East Lansing resident Jim Schiller plays "Xtreme Impact," a game set up by the Future Farmers of America during AutumnFest on Saturday at the Pavilion for Agriculture and Livestock Education. The object of the game was to use the hammer to launch an object as high as possible. "I only got it to go three-fourths of the way up after three tries," Schiller said.

Concern of statewide budget cuts hung heavy at the 28th annual AutumnFest on Saturday morning as festival participants encouraged visitors to support programs that could be eliminated.

The celebration of natural resources and agriculture was held at the Pavilion for Agricultural and Livestock Education and featured more than 60 booths of MSU groups, Michigan crop growers and agricultural research organizations.
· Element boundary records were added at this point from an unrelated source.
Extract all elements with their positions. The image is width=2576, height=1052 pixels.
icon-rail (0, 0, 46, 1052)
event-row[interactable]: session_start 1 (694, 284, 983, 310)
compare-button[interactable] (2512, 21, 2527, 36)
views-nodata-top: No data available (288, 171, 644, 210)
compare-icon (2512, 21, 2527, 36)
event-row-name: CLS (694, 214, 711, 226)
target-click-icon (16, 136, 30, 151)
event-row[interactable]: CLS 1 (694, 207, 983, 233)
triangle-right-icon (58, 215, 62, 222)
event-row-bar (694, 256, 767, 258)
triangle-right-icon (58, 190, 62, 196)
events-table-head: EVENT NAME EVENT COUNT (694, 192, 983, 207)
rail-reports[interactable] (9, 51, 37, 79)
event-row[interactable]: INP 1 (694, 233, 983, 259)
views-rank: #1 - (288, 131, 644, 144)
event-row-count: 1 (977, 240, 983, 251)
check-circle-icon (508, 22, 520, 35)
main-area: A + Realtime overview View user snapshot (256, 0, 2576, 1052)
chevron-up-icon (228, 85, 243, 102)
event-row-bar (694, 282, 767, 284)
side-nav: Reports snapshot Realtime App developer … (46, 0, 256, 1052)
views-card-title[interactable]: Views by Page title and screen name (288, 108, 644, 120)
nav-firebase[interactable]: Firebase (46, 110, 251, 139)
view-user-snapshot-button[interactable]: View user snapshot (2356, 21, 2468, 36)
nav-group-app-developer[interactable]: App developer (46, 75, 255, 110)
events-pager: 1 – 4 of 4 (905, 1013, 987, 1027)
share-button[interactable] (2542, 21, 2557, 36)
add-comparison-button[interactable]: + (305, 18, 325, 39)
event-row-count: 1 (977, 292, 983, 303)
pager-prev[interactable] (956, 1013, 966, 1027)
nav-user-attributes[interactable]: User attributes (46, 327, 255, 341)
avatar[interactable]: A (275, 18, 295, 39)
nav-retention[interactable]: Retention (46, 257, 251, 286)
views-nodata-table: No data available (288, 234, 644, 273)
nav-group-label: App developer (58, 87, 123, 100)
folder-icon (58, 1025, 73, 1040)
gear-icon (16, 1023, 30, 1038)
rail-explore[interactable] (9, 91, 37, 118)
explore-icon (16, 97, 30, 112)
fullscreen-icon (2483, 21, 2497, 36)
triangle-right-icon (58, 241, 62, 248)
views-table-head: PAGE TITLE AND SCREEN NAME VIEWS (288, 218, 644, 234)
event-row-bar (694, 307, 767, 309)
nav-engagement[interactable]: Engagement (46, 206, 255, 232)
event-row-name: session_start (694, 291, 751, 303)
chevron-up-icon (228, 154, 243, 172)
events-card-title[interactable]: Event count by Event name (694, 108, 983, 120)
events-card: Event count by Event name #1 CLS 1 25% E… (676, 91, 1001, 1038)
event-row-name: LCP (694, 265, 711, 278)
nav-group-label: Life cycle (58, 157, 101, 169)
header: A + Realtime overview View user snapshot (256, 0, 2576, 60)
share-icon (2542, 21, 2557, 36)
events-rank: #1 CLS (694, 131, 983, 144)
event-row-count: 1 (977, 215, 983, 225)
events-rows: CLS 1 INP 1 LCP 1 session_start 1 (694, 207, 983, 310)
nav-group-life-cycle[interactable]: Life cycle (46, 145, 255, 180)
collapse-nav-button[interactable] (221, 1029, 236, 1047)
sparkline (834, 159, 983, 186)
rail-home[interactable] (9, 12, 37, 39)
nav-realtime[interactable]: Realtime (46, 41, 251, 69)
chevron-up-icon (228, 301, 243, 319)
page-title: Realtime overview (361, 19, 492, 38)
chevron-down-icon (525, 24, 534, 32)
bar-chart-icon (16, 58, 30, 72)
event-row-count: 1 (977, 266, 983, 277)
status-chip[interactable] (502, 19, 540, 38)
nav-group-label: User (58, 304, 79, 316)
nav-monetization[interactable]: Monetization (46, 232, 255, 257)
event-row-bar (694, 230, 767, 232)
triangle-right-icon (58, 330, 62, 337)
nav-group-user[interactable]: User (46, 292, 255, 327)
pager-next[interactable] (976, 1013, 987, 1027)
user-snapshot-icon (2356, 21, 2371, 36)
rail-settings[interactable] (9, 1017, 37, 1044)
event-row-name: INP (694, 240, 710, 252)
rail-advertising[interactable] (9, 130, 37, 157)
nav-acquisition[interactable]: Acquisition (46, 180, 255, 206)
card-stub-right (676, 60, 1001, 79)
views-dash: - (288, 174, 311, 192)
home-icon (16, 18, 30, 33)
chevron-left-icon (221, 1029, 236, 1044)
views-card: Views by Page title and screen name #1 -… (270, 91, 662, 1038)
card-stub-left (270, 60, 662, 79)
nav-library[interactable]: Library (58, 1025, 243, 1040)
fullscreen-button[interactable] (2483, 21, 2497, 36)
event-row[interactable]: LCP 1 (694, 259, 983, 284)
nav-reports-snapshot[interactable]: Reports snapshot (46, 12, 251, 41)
Many booths included literature about impending cuts in Michigan's budget and urged visitors to contact legislators.

Horticulture Professor and MSU Extension affiliate Ron Perry said all the groups at AutumnFest would be affected.

"There is a huge threat here," Perry said, waving his hand around to signify all the groups within the MSU Pavilion. "The governor's proposal would eliminate everything in this room."

Facing a $920 million budget deficit, Granholm has proposed possible areas in the budget to be cut, including cuts that could eliminate or drastically reduce funding for MSU Extension and the state's 15 Michigan Agricultural Experiment Stations.

Located throughout the state, MSU Extension offices supply research and development for the agriculture industry, offer education programs for youth and children and provide food-security and threat research, including the West Nile virus and the Emerald Ash Borer, MSU Extension specialist and entomology Professor George Bird said.

Both programs are a significant part of the College of Agriculture and Natural Resources, which already was affected by cuts, said Francie Todd, spokeswoman for the college.

Perry said the effects of cutting the programs would reach far beyond Michigan's farmers. He said the landscaping industry, which is helped by Extension, would suffer.

Interest in agriculture and its issues has waned because of changes in society, he said.

"Research started when as much as 20 to 30 percent of people were involved in agriculture," he said. "And today it is less than one percent.

"We're not an agrarian society anymore."

Grand Haven-based farmer Carl DeKleine said his farm, worth about $150,000, wouldn't have succeeded without MSU Extension's research. The program, the chestnut farmer said, educated him on how to tend his crop.

"In a nutshell, without MSU Extension, we wouldn't be here," DeKleine said.